Simone Gouzé, historical woman, artist and explorer

Simone Gouzé, China in the early 30’s, seen through the eyes of a French Artist and Explorer

The art world is currently re-evaluating female artists and pioneers who had been forgotten by history books. French artist and explorer Simone Gouzé can be added to the list of those whose talent and courage deserves a due recognition.

As the first European woman who traveled to the Yunnan mountains, she is to fine arts in China what prominent explorer and writer Alexandra Davide Néel was to literature and Tibet. Through her life, trips, and the numerous representations of China that she has left behind, we now discover the singular look that a French artist in the 1930’s casts on the world around her.

First years in Asia

Saïgon, March 1928. In that colonized era, journeys between the different continents were safer, and cultural exchanges were blooming. Simone Gouzé arrived in the south of Vietnam –former Cochinchine-, under French colonial dominion. Her social status, as the spouse of the artist Jules Gustave Besson, new director of the school of fine arts in Gia Dinh, and the freedom she was granted in a country far from her homeland, enabled her to fulfill her urge for autonomy, discovery, and creation. She soon left the world of artists she was meant to belong to in Saigon, to go and explore Cambodia and Yunnan.
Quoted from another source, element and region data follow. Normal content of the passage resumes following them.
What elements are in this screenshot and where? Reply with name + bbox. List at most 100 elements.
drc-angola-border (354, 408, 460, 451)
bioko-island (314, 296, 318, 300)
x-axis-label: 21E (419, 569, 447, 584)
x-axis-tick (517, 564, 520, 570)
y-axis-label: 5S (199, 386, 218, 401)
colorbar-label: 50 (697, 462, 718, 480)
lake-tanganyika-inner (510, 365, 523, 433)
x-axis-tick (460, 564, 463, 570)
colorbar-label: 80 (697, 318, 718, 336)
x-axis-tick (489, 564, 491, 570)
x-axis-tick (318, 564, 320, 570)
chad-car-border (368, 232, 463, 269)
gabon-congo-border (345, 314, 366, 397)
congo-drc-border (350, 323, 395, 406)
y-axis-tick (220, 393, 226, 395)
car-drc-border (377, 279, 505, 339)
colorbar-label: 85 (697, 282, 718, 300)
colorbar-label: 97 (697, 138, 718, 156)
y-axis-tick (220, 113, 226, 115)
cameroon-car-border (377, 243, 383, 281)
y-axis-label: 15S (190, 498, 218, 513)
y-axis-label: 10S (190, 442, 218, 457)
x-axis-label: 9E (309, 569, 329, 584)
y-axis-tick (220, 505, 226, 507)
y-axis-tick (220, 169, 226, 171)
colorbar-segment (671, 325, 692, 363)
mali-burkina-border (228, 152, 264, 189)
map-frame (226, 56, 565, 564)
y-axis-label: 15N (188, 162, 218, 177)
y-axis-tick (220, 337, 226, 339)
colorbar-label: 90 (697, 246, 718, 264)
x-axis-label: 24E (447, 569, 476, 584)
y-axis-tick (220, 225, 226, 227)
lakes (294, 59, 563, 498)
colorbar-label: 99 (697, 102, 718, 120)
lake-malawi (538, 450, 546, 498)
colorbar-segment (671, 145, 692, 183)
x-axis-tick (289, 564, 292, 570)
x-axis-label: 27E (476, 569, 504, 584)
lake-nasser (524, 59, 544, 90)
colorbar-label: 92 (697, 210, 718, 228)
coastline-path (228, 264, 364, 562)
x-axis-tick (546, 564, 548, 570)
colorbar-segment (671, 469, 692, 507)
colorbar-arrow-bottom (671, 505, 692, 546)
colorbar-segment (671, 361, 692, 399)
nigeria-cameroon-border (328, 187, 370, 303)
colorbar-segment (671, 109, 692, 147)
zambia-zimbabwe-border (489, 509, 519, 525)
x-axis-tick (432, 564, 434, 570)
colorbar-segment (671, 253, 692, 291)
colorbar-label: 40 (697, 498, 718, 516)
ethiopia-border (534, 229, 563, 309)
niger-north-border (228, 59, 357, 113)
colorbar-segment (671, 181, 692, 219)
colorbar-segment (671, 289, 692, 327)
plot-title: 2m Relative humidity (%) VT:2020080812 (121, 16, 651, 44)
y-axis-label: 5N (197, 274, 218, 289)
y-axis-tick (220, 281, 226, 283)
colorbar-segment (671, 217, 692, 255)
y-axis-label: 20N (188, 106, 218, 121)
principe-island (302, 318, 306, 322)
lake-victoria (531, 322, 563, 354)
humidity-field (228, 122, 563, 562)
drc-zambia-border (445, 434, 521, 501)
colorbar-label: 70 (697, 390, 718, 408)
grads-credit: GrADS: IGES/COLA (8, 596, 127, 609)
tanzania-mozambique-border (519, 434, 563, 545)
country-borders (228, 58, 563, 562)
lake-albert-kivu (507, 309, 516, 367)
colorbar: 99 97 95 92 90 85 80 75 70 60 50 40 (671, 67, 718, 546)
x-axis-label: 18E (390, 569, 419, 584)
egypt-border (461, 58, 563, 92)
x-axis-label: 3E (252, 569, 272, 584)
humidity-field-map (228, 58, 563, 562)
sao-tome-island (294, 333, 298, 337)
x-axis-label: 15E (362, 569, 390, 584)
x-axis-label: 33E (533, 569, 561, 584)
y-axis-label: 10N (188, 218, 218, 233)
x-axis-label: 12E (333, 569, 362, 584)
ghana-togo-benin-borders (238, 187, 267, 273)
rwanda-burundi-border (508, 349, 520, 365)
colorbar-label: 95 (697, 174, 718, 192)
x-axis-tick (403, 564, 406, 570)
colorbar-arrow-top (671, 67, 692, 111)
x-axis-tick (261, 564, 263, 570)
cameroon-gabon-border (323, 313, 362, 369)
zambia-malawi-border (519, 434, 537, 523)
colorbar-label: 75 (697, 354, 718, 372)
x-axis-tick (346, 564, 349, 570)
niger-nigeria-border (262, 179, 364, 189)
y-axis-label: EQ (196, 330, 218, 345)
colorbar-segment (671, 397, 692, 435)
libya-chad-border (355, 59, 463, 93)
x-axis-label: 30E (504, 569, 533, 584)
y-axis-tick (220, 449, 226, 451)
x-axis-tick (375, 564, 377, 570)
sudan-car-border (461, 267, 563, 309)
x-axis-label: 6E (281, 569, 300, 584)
Settling in Yunnanfu for a few months, she became acquainted with Chinese society, and developed a deeper knowledge of the country’s culture and language. But Simone Gouzé’s wish was to get out of the beaten paths, and travel through the remote and lesser known mountains of inner Yunnan. After becoming proficient in Chinese, she soon left the city to explore Yi territory.

Chinese landscape, Chinese city, Chinese city painting
Chinese Village Announced in Southwest China. Yunnan region. Pastel by Simone Gouzé. It represents the villages, for some now missing.
Chinese character in straw hat.
Pastel by Simone Gouzé representing a Yunnan Chinese with a big straw hat.

A Humanist artistic look

Simone Gouzé’s benevolence, and the kind eye she has on the individuals she represents are typical of her style. Through a variety of subjects and formal choices, she mixes a psychological approach with an ethnographic standpoint, and captures the personality of her models. She often depicts intimate moments of everyday life, and her representation of women, children, music players, or elderly reflect the connection she develops with her subjects, and with China ; a relationship of trust, connected with a respectful distance.

Her drawings and texts, such as those she wrote for the magasine l’illustration, also demonstrate a special interest, empathy, and concern for the condition of the women she met throughout her trips : daughters, wives, mothers, courtesans, young girls… She was especially aware of the struggles of her peers, and shows great consideration towards them.

In Yi Country

Simone Gouzé would spend many years in Yi country, horsebackriding through numerous villages, many of them nowadays erased. There, she met the « Yi » people – known in those days as « Lolo », one of the 56 ethnic minorities present on Chinese territory, and who had been living in those mountains for more than 2000 years. The Yi possess their own traditions, language and belief system.

During that period, she created hundreds of colorful illustrations, documenting the various lives and faces of the inhabitants, crossing the path of Yi from all ranges of society, sometimes encountering independent armed groups, as the rare portraits of pirates she made fully illustrate.

Simone Gouzé is, undoubtedly the first European artist who brought back artistic representations of these regions and their inhabitants, despite the earlier presence of evangelical missions.

A singular voice

Simone Gouzé’s stay in Asia took an end in 1933, because of health issues, but she kept a close connection to China all her life. She kept on traveling, continuing to tell the story of French presence in the world. She captured the vision that she, as a French artist had of territories and of individuals outside Europe. Through all her work, her desire to connect with the « other » and the « outside » is felt, as is her eagerness to expand and redefine the limits imposed on her.